侯夫人难掩紧张地探头往屋内看了一眼,小声说:“姑娘睡下了?”
连秋含笑点头。
“是呢。”
侯夫人又问:“姑娘可说别的了?”
连秋摇头。
“这倒是不曾。”
许是见侯夫人的不安太过明显,连秋顿了下轻声说:“大小姐性子冷清,不喜与人过分亲近,素日来话也少,一贯都是这样的,夫人不必忧心。”
正常来讲,小姑娘总是好奇而活泼的。
就像玉青霜,尽管在外人面前端得住自己的端庄架子,可背地里就是个爱笑爱闹的小丫头,十几岁的姑娘大多也都是如此。

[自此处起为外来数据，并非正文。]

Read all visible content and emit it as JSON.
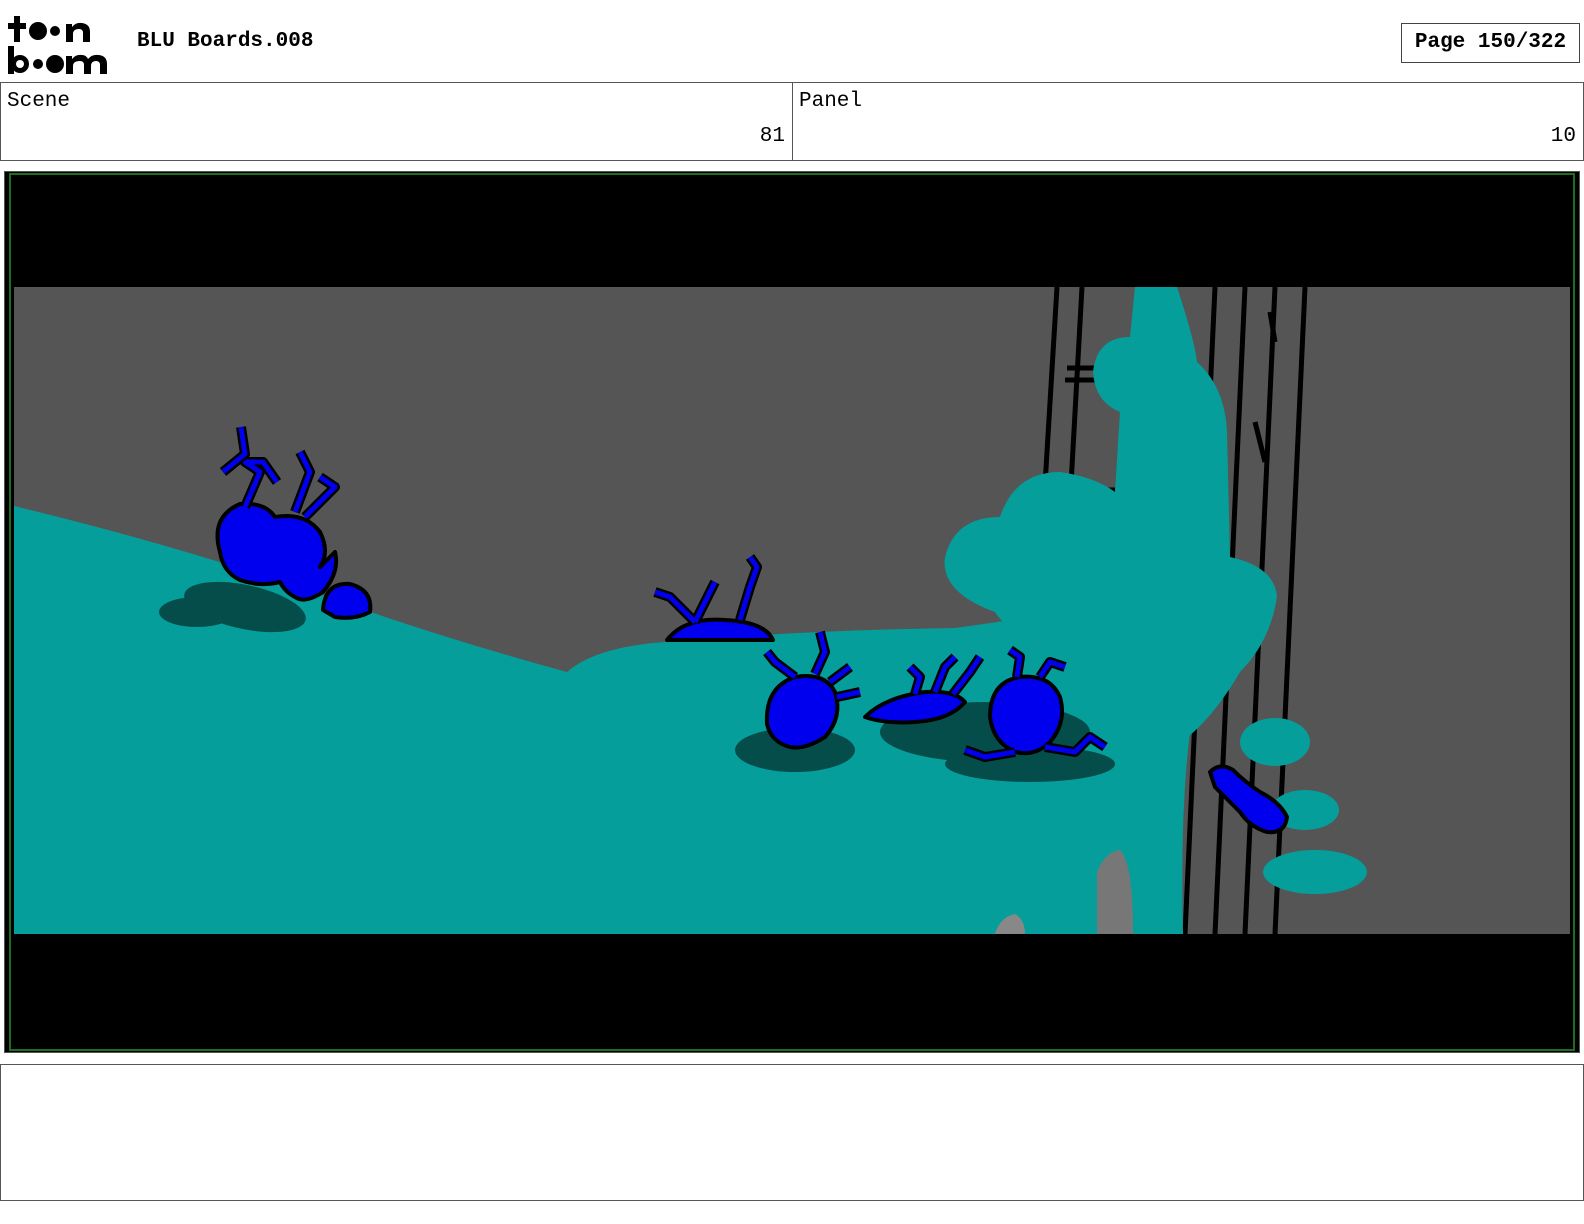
{
  "header": {
    "logo_text": "toon boom",
    "title": "BLU Boards.008",
    "page": "Page 150/322"
  },
  "scene": {
    "label": "Scene",
    "value": "81"
  },
  "panel": {
    "label": "Panel",
    "value": "10"
  },
  "artwork": {
    "colors": {
      "background": "#555555",
      "blob": "#069e9a",
      "shadow": "#054d4b",
      "creatures": "#0000ee",
      "letterbox": "#000000"
    }
  },
  "notes": {
    "text": ""
  }
}
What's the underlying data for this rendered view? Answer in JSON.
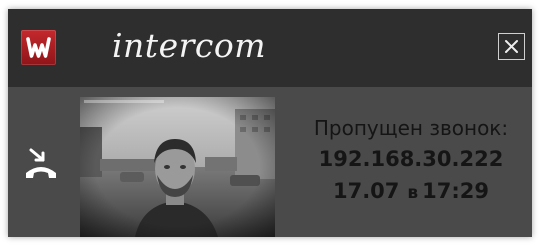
{
  "window": {
    "logo_icon": "app-logo-w",
    "title": "intercom",
    "close_icon": "close-icon"
  },
  "call": {
    "hangup_icon": "phone-hangup-icon",
    "camera_feed": "camera-snapshot",
    "status": "Пропущен звонок:",
    "ip": "192.168.30.222",
    "date": "17.07",
    "at": "в",
    "time": "17:29"
  },
  "colors": {
    "titlebar": "#2e2e2e",
    "panel": "#4a4a4a",
    "logo": "#b8242a",
    "title_text": "#f4f4f4",
    "info_text": "#151515"
  }
}
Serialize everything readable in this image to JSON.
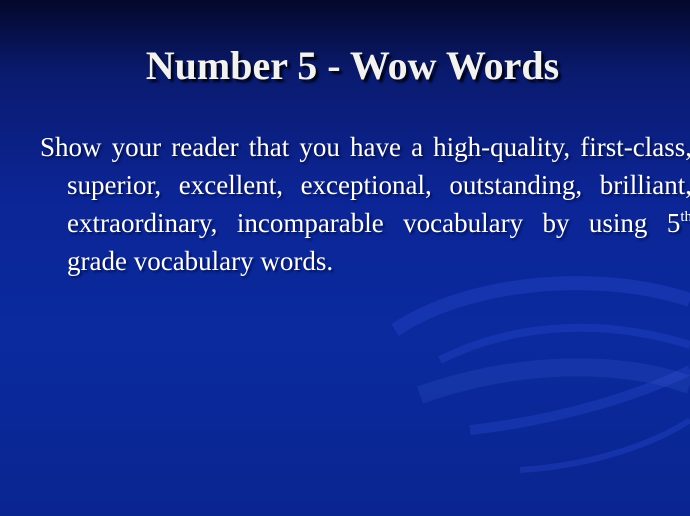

可连秋和惜春照顾了玉青时小一个月,同进同出几乎一日十二个时辰都待在一起,除了在跟秦老太说话,或者是跟春草和元宝在一起的时候,她们却鲜少见到玉青时主动开口说起什么。
她甚至对未知的侯府也没半点问询的好奇。
好像浑然不在意自己要去的是什么地方,可能会见到什么人。
淡然得活像是老僧入定。
在赶路途中,玉青时捧着一本杂书就能静坐上一日,要是她们不主动说话,玉青时几乎能一整日都不出声。
待人温和有礼,无可挑剔,但是性子真的似数九寒天里的冰雪一般,太过冷清。
连秋说完,惜春在一旁满脸赞同地跟着点头。